Recent writers have ignored the condition of this monument. They do not appear to be aware of it; and although it has been fully set forth, and discussed at great length by the earlier Italian writers, few of them have found the true cause in its flagrant violation of the fundamental laws of stability. They attributed the alarming progress of disintegration, as we have seen, to accidents and circumstances of various kinds; and have sought to shift the responsibility to the shoulders of Bramante. They have affirmed that he did not take enough care to make his foundations secure. There appears to be some justice in this, though since his work was strengthened by his immediate successors1 the ruptures in the dome cannot, according to the mathematicians, be attributed to this. The remarks of the old writers on Bramante must, I think, be taken with some allowance. Their bias against him is very marked. Thus Poleni quotes Condivi, a disciple of Michael Angelo, as saying, " Bramante being, as every one knows, given to every kind of pleasure, and a great spendthrift, not even the provision given by the Pope, however much it was, sufficed him, and seeking to expedite his work, he made the walls of bad materials, and of insufficient size and strength." 2

1 The principal work of Bramante's immediate successors on the fabric itself appears to have been to strengthen the great piers, which seem to have been built too hastily, and on insecure foundations. Poleni tells that in order to strengthen these foundations, well-holes were dug under them and filled with solid masonry, and that arches were sprung between these sunken piers, consolidating the whole. Op. cit., p. 19. 2 Ibid., p. 19.
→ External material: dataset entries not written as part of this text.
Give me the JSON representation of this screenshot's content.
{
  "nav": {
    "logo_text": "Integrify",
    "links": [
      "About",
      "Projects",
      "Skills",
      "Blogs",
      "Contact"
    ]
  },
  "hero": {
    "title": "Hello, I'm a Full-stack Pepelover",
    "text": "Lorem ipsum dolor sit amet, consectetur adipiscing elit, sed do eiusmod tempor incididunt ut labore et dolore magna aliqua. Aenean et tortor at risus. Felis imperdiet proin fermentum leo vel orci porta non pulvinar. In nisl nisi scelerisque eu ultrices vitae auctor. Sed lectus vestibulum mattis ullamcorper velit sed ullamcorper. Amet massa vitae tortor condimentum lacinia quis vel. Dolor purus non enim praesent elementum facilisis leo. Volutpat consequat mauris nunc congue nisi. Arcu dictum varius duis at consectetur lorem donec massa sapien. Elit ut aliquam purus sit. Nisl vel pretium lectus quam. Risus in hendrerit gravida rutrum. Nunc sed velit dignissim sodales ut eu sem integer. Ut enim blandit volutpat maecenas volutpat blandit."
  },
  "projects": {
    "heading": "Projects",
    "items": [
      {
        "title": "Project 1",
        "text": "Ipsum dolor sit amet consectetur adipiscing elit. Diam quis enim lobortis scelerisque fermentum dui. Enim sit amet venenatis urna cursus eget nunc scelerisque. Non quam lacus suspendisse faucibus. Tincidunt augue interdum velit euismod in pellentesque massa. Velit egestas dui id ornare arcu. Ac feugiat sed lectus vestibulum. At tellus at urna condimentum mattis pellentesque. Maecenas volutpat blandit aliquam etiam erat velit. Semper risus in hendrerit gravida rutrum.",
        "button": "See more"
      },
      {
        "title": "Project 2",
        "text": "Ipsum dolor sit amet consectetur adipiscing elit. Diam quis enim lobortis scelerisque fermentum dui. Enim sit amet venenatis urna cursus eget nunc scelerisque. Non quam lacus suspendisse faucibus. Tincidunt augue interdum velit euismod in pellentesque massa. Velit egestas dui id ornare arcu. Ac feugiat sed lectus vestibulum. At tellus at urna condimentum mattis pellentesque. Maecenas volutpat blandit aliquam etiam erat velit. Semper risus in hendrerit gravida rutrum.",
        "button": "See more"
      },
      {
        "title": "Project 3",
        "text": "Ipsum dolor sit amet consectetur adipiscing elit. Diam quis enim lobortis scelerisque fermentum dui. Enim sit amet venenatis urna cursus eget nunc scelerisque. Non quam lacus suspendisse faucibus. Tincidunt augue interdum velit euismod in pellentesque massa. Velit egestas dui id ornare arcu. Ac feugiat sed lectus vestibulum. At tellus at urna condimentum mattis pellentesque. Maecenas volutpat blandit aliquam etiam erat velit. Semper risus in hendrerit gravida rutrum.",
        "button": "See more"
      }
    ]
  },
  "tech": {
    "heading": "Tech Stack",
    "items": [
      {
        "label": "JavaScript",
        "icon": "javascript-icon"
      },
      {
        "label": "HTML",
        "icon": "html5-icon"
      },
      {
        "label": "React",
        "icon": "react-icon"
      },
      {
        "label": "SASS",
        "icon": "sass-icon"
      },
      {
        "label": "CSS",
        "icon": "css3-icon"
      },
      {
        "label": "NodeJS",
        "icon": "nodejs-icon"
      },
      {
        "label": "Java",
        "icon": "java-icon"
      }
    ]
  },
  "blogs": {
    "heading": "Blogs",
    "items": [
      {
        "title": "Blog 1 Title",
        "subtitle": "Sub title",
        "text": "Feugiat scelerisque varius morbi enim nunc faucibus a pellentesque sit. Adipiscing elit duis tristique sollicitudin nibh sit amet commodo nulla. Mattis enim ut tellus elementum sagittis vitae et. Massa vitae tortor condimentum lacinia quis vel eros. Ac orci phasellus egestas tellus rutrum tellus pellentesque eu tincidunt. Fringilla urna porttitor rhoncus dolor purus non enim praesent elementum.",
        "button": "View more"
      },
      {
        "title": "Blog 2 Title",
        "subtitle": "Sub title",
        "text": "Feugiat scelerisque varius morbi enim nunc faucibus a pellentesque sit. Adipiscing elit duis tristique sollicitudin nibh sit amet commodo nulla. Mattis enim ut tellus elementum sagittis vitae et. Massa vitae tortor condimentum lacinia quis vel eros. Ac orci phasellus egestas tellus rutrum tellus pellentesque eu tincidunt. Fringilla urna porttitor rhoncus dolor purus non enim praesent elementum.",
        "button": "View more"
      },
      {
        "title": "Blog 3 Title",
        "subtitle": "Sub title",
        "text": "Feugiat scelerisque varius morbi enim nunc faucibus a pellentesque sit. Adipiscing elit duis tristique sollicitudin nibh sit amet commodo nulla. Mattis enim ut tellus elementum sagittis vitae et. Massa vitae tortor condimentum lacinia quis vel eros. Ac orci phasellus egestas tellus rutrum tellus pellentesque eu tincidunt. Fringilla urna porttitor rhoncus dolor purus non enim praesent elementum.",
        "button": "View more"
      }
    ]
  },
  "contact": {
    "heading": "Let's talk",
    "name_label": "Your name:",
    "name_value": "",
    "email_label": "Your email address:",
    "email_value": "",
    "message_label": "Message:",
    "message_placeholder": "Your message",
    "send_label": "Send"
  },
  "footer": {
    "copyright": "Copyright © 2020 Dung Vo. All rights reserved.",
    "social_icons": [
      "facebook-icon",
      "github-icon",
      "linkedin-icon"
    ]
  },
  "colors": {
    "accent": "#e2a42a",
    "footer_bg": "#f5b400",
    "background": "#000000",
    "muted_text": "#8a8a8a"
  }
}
A great deal has been said of the beauty of St. Peter's dome. It has been held up as a model of architectural elegance by countless writers from Vasari down. But no abstract beauty, no impressiveness as a commanding feature in the general view of the ancient city that it may have, can make amends for such structural defects. Its beauty has, however, I think, been exaggerated. Its lack of visible organic connection with the substructure makes it inferior in effect to the dome of Florence, where the structural lines of the edifice, from the ground upward, give a degree of organic unity, and the buttressed half-domed apses, grouped in happy subordination about the base of the drum, prepare the eye to appreciate the majesty of the soaring cupola as it rises over them. The dome of St. Peter's has not the beauty of logical composition. Beauty in architecture may, I think, be almost defined as the artistic coordination of structural parts. As in any natural organic form, a well-designed building has a consistent internal anatomy, and its external character is a consequence and expression of this. The dome of St. Peter's violates the true principles of organic composition, and this I believe to be incompatible with the highest architectural beauty.